Corona – Wie Krisen die Arbeitswelt verändern
Viel wird gesprochen über die Auswirkungen der Pandemie auf die Arbeitswelt. Einerseits hat sich die Wirtschaft erholt, andererseits suchen fast alle Branchen nach Fachkräften.
Die Kolumne für Unternehmer*innen
Mag. Elisabeth Bürgler MSc MBA
Die Corona-Krise hat eine interessante Tabula rasa geschaffen. Von heute auf morgen waren viele Menschen ohne „feste Arbeit“. Das hat riesige Ängste erzeugt, aber auch die Erkenntnis „Die Welt geht nicht unter.“ Der Mensch existiert ohne die tägliche Arbeit immer noch als ganzer Mensch. Ein „Spalt der Freiheit“ ist entstanden, durch den viele Menschen nach der Krise durchgehen wollen, hinein in eine größere berufliche Autonomie.Vergessen wird dabei oft, dass eine größere Autonomie gleichzeitig auch eine größere Selbstverantwortung, mehr noch, eine größere Selbstreflexion erfordern würde.

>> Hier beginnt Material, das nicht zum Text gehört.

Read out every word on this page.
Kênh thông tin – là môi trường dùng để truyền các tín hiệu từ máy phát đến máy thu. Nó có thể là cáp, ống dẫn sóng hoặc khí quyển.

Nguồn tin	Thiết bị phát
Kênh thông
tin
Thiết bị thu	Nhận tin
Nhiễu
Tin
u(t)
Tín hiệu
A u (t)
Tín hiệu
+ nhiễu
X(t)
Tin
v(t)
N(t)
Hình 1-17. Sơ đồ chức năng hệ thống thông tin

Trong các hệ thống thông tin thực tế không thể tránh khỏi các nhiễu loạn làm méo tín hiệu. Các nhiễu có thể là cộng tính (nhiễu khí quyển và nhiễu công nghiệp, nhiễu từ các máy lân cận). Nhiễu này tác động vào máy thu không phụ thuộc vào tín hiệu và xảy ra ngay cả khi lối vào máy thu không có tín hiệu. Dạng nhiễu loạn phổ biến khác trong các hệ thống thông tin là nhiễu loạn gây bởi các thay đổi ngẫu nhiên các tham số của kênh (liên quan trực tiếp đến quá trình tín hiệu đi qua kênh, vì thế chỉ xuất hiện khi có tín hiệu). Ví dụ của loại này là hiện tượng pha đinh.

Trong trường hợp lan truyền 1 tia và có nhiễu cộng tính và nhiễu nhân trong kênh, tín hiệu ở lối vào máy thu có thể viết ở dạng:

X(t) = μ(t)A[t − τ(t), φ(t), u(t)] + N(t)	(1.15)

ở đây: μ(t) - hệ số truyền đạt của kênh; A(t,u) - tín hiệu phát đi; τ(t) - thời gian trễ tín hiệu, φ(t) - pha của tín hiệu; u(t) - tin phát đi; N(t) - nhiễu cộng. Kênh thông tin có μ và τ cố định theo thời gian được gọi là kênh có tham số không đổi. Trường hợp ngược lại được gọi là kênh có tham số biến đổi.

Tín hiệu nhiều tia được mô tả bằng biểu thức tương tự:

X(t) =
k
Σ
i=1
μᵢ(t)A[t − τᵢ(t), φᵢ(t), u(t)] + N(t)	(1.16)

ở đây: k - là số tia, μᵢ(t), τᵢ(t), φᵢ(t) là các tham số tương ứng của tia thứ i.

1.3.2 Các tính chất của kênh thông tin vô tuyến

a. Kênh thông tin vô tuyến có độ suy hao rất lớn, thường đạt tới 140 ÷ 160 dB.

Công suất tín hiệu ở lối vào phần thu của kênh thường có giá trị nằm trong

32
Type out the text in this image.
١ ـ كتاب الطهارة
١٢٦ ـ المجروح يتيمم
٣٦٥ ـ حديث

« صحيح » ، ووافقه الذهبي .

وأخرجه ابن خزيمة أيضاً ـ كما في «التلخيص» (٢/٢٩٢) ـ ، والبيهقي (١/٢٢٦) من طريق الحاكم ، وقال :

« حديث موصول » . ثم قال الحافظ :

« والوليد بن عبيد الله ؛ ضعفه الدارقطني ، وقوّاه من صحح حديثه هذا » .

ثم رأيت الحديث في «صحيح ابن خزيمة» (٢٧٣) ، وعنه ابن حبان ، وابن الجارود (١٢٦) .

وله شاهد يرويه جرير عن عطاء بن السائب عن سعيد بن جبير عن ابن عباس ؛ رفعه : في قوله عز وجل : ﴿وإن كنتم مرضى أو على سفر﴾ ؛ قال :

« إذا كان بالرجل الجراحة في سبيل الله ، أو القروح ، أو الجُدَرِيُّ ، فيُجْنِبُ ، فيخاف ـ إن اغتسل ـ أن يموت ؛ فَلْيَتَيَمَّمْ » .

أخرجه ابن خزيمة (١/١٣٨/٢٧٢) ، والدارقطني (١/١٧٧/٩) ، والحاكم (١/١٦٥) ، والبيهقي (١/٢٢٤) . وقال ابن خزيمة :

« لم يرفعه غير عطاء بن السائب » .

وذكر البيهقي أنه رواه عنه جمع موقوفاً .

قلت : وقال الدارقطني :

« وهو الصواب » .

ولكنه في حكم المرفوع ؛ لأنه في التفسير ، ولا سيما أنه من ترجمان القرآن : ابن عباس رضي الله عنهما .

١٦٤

Das Resultat ist eine große Unsicherheit in den Unternehmen: „Was muss ich meinen Mitarbeiter*innen noch bieten, damit ich sie im Betrieb halten kann?“
Eine Unternehmerfamilie eines kleinen, sehr gut geführten Familienhotels in Kärnten erlebt diese Veränderungen gerade ganz deutlich:
Über viele Jahre wurde eine Stammmannschaft aufgebaut, schon immer wurde in dieser Familie ein mitarbeiterorientiertes Management gepflegt. Corona und der Lockdown haben alles auf den Kopf gestellt.
Im Sommer 2020 kündigte ein Drittel der Stammmannschaft innerhalb von drei Monaten.
Die Familie verstand die Welt nicht mehr, wurde doch auch während der Zeit des Stillstandes alles getan, in Form von Seminaren, Schulungen und Incentives, um mit den Mitarbeiter*innen den Kontakt zu halten. Große Zweifel kamen auf: Was wurde nicht richtig gemacht? Wo haben wir nicht hingeschaut?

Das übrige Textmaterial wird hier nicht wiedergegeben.